Modern slavery: victims' rehabilitation depends on the UN Trust Fund's financial sustainability
Nevila*, a young girl from Albania, was trafficked through many countries and forced into prostitution by her former boyfriend. She found the courage to break the silence and report her traffickers to the police.
Nevila was able to return to her home country where she joined a rehabilitation centre run by a non-governmental organization that provides long term re-integration services to women and children victims of trafficking.
The Vatra Centre, where Nevila was treated, was founded in 1999 and started by developing awareness-raising campaigns on the risks of trafficking. It then expanded its activities by establishing the first rehabilitation centre in the country, which provides accommodation, rehabilitation and reintegration services to victims of trafficking. From 2001, the Centre has assisted 1435 former victims of trafficking: Nevila is one of them.
In 2012, Vatra was awarded a grant by the United Nations Voluntary Trust Fund on Contemporary Forms of Slavery, which was established by the General Assembly in 1991 to assist civil society organizations in extending humanitarian, legal, and financial aid to individuals who have been victims of contemporary forms of slavery.
Contemporary forms of slavery which qualify for project grants include traditional slavery, serfdom, servitude, forced labour, debt bondage, the worst forms of child labour, forced and early marriage, the sale of wives and inherited widows, trafficking in persons for exploitation, including removal of human organs, sexual slavery, sale of children, commercial sexual exploitation of children and children in armed conflict, such as child soldiers.
Since its establishment by the General Assembly in 1991, the Trust Fund has provided economical support to approximately 500 projects which directly assisted thousands of victims of contemporary forms of slavery, like Nevila, in more than 90 countries in all regions of the world.
At the beginning of her rehabilitative care, Nevila was emotionally withdrawn as a result of the trauma she had suffered.

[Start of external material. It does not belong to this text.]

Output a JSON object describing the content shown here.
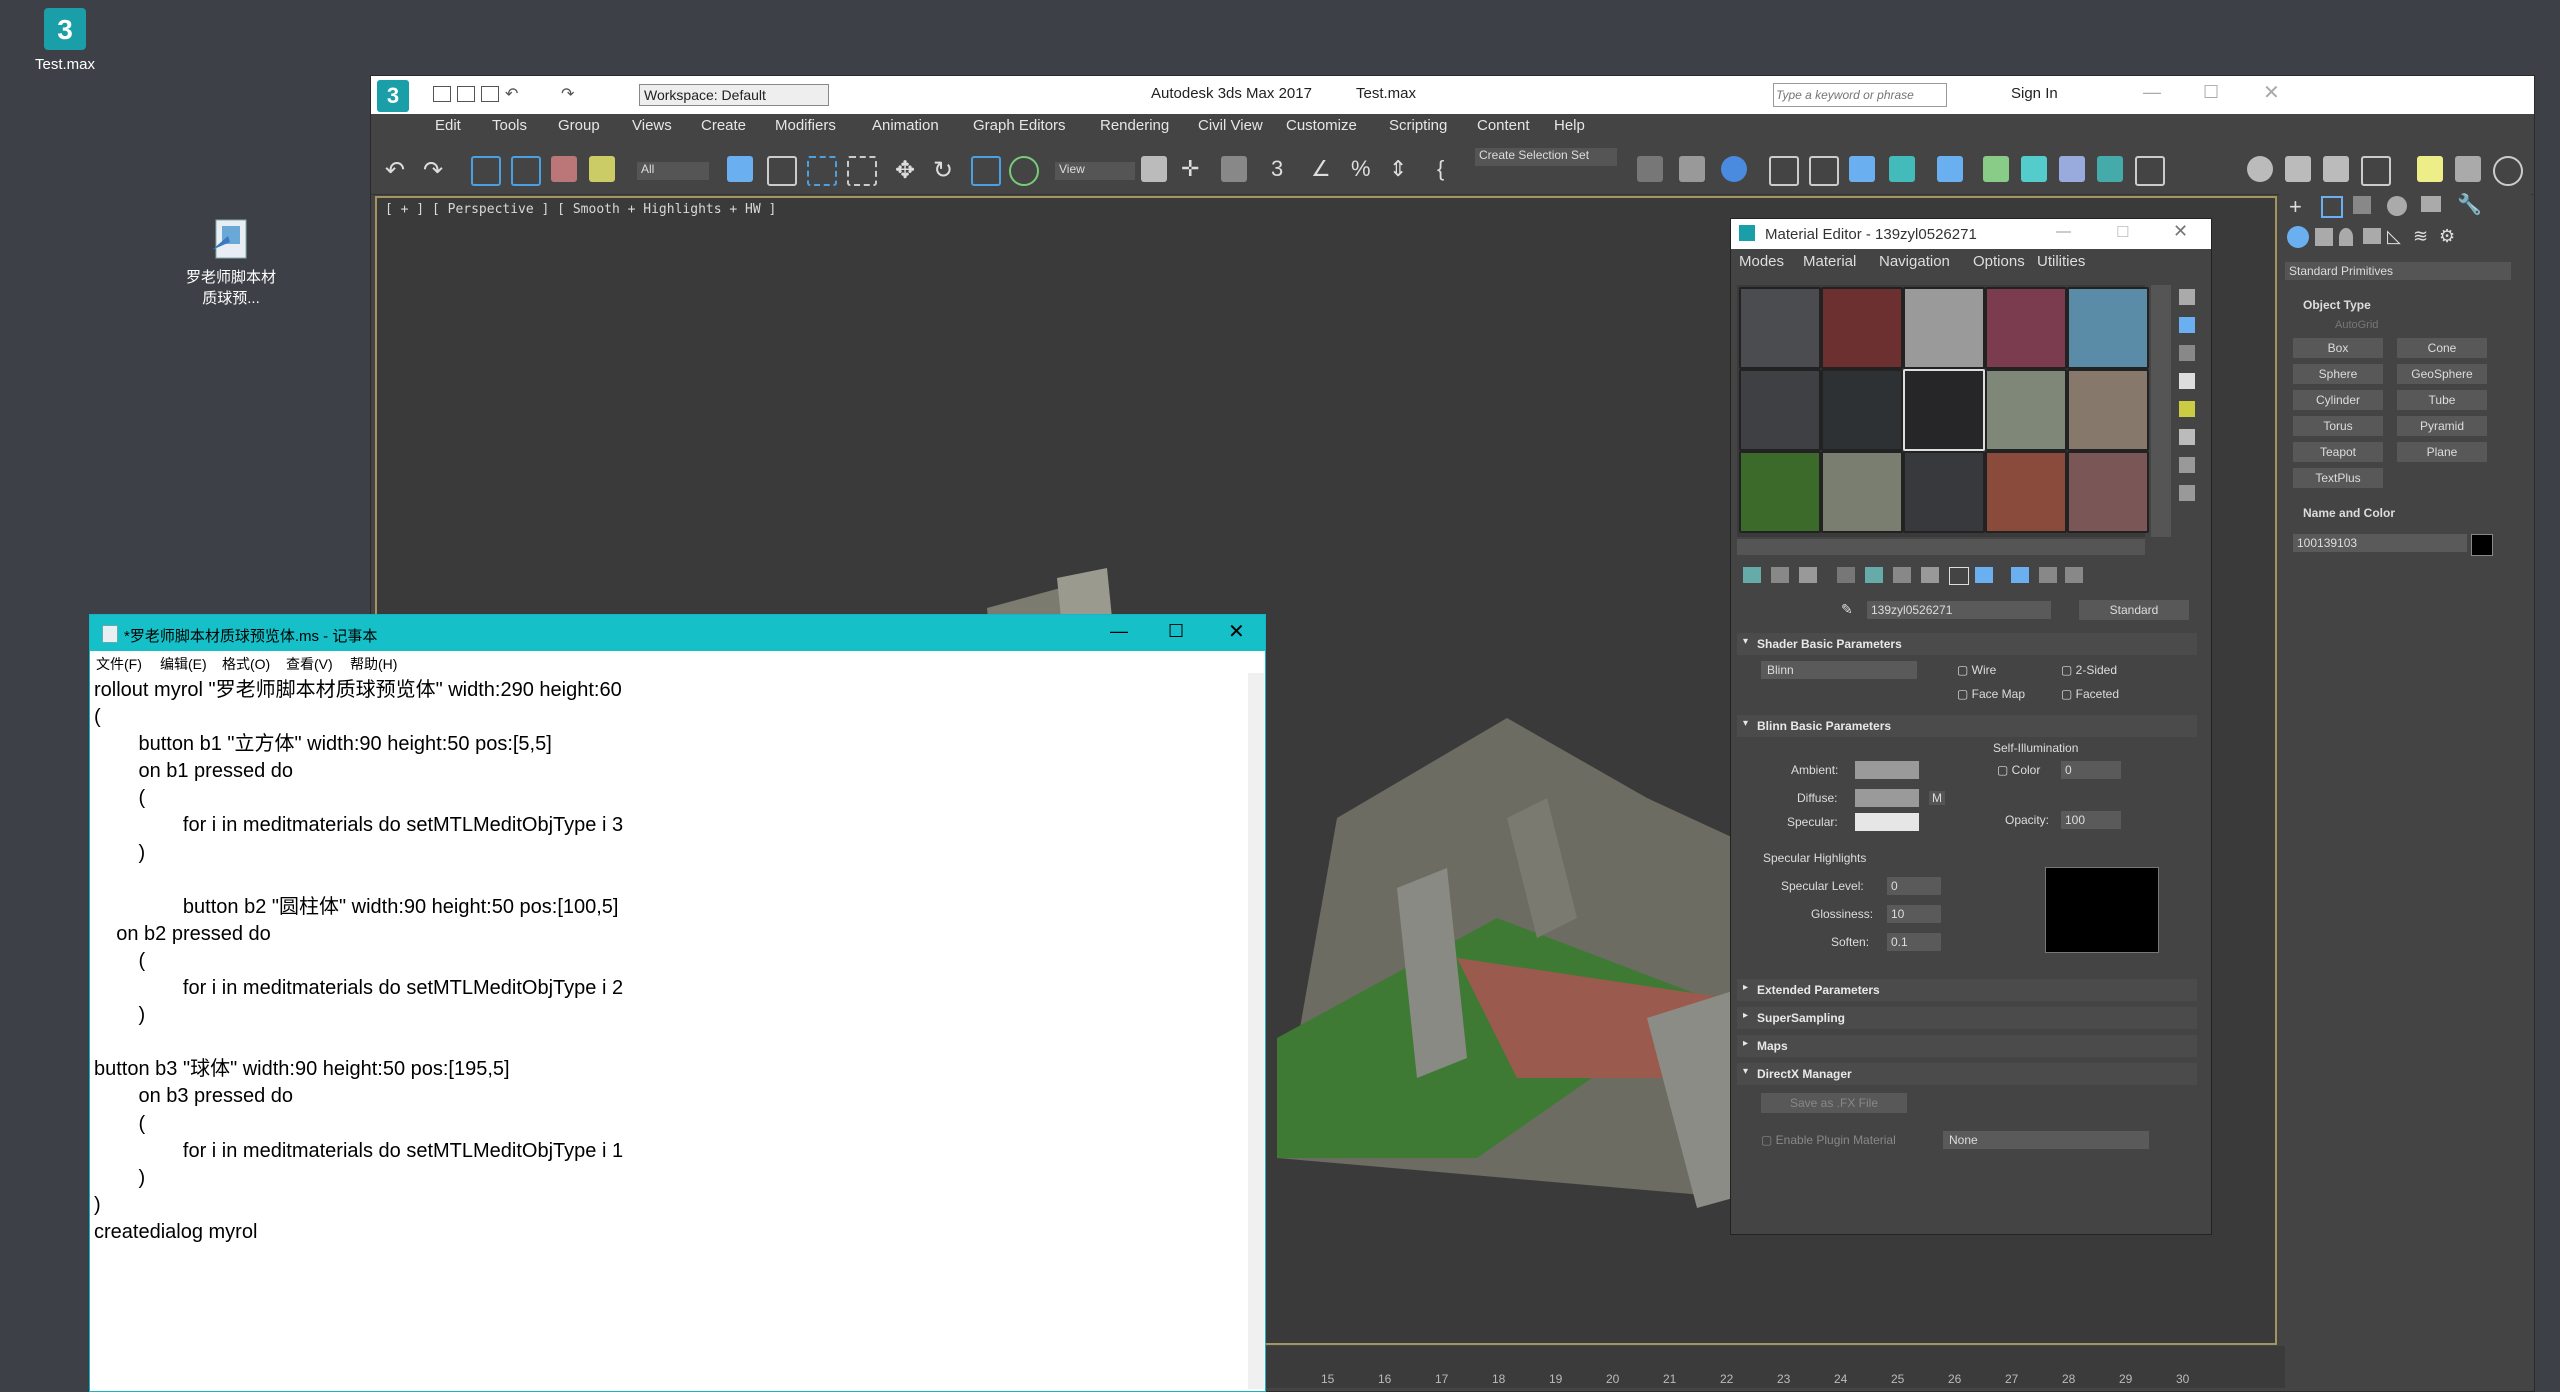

But after some time, she started feeling better. “Every day I was learning new things and making new friends,” she said. “Restarting school was what I wanted the most.” Nevila feels that she has been able to rebuild her life: she is the mother of a little girl and she works in a shop as a salesperson. She is always in touch with Vatra and considers it as part of her family.
The Trust Fund is a unique financial tool within the United Nations system with its victim-oriented approach, which has allowed it to channel assistance to victims. In addition, the Trust Fund provides non-discriminatory and professional support to non- governmental and grass roots organisations.
In 2013, The Trust Fund received over 364 applications, requesting almost US$5 million in support, against just about US$600.000 available for grants.
Between 2009 and 2012, annual voluntary contributions to the Fund decreased by 50 per cent. The Board of Trustees of the Fund is concerned by the fact that the Fund is currently working with the very minimum level of required resources to fulfil its mandate, and estimates that it would need at least $1.5 million in the current year in order to meet the most pressing demands for assistance.
The Fund is entirely reliant on annual voluntary contributions received from governments, the private sector, and individuals. Its Secretariat is based in the UN Human Rights Office.
The Board of Trustees of the Fund and the UN Special Rapporteur on Contemporary Forms of Slavery, Gulnara Shahinian, will jointly organize an event to discuss challenges and lessons learnt in combating contemporary forms of slavery. The event, co-sponsored by the Permanent Mission of the United Kingdom of Great Britain and Northern Ireland and the Permanent Mission of Germany to the United Nations, will take place at Palais des Nations, in Geneva, on 13 September 2013.
2013 marks the 20th anniversary of the World Conference on Human Rights, which led to the adoption of the Vienna Declaration and Programme of Action and the establishment of a High Commissioner for Human Rights. Its creation gave a new impetus to the recognition of human rights principles which has seen fundamental progress in the promotion and protection of human rights. The United Nations Voluntary Trust Fund on Contemporary Forms of Slavery, with its unique victim-oriented approach, has provided humanitarian, legal, and financial aid to individuals whose human rights have been violated through more than 500 projects.